A coalition of unions representing Washington State Ferries employees started bargaining with state officials this week over the implementation of the vaccine mandate. Twohig said the unions agree that the mandate is legal and will go forward. But he said federal law gives them the right to bargain any impacts to this change in workplace conditions — such as what happens to employees who qualify for medical or religious exemptions to the vaccine requirement.
“Where do those people work if they’re exempted? Can they work within the regular population of everybody else who is vaccinated? We don’t know yet,” he said. “That’s all part of the conversation of – these are the impacts, how do we deal with it?”
Sterling confirmed that an initial meeting took place on Wednesday.
“There’s not been a bunch of pushback to my knowledge from the labor front, we’ll continue to work with them and make sure their members get vaccinated as required,” he said.
Twohig noted that bargaining must occur quickly because employees seeking a two-shot vaccine will need to start the process in early September to be fully vaccinated by the Oct. 18 deadline. He said anecdotally he believes the mandate has prompted some employees to get vaccinated, but his membership is divided on the rule.
“What are the numbers, the percentages – I couldn’t tell you,” he said. “I would have to say I hear more from the people who are against it than I do from the people who are for it, because the people who are for it, it’s happening and they’re happy.”

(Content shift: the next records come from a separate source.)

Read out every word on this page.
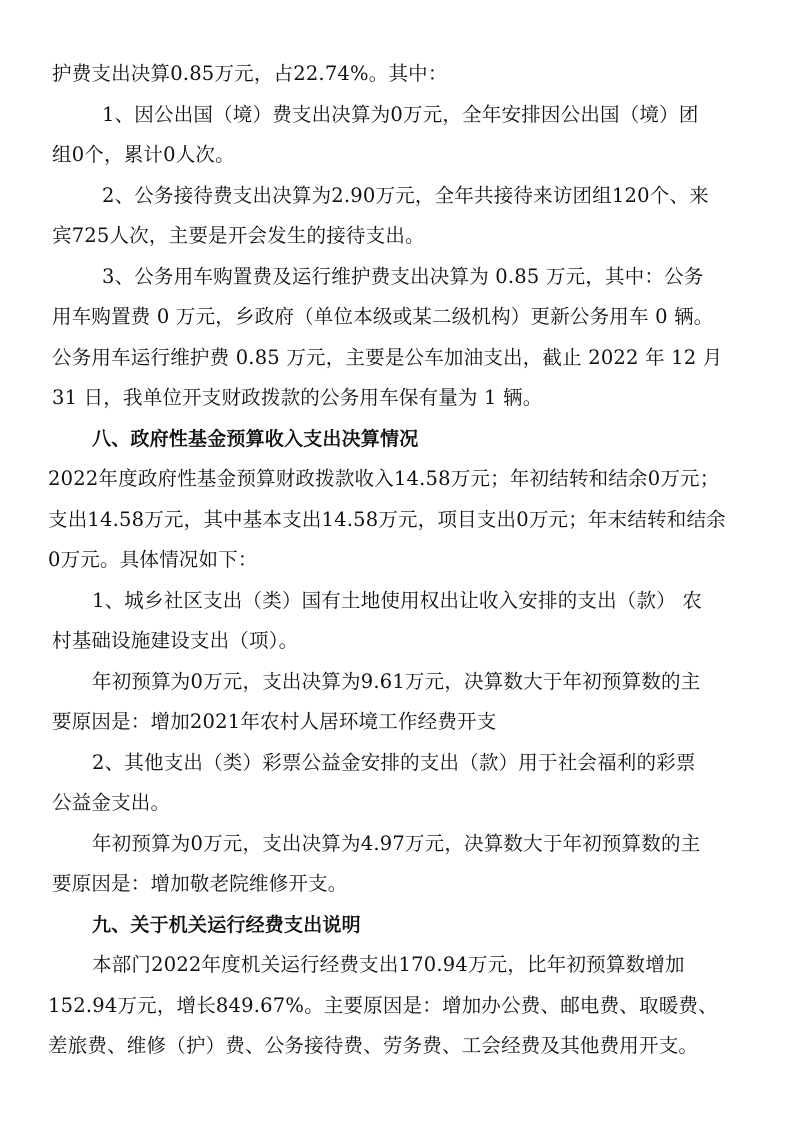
护费支出决算0.85万元，占22.74%。其中：
1、因公出国（境）费支出决算为0万元，全年安排因公出国（境）团
组0个，累计0人次。
2、公务接待费支出决算为2.90万元，全年共接待来访团组120个、来
宾725人次，主要是开会发生的接待支出。
3、公务用车购置费及运行维护费支出决算为 0.85 万元，其中：公务
用车购置费 0 万元，乡政府（单位本级或某二级机构）更新公务用车 0 辆。
公务用车运行维护费 0.85 万元，主要是公车加油支出，截止 2022 年 12 月
31 日，我单位开支财政拨款的公务用车保有量为 1 辆。
八、政府性基金预算收入支出决算情况
2022年度政府性基金预算财政拨款收入14.58万元；年初结转和结余0万元；
支出14.58万元，其中基本支出14.58万元，项目支出0万元；年末结转和结余
0万元。具体情况如下：
1、城乡社区支出（类）国有土地使用权出让收入安排的支出（款） 农
村基础设施建设支出（项）。
年初预算为0万元，支出决算为9.61万元，决算数大于年初预算数的主
要原因是：增加2021年农村人居环境工作经费开支
2、其他支出（类）彩票公益金安排的支出（款）用于社会福利的彩票
公益金支出。
年初预算为0万元，支出决算为4.97万元，决算数大于年初预算数的主
要原因是：增加敬老院维修开支。
九、关于机关运行经费支出说明
本部门2022年度机关运行经费支出170.94万元，比年初预算数增加
152.94万元，增长849.67%。主要原因是：增加办公费、邮电费、取暖费、
差旅费、维修（护）费、公务接待费、劳务费、工会经费及其他费用开支。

Sterling said the ferry service doesn’t know how many employees are vaccinated so far. They had a voluntary reporting system, but that has been suspended and a new tracking system will be put in place soon.
On Tuesday, WSDOT's Millar announced the death of maintenance worker Brian Black, due to Covid-19 complications. Millar said Black, who died Aug. 15, is the fourth employee the agency has lost during the pandemic. A ticket seller for the ferry service at Colman Dock was the agency’s first: Esther Bryant-Kyles passed away March 28, 2020.
Millar wrote, “These are difficult times and Brian’s co-workers and friends will all need our help and support. Sadly, each of us has been touched by many kinds of loss during the pandemic, and this news may trigger your own grief or difficult memories as well. Please continue to support each other during this time.”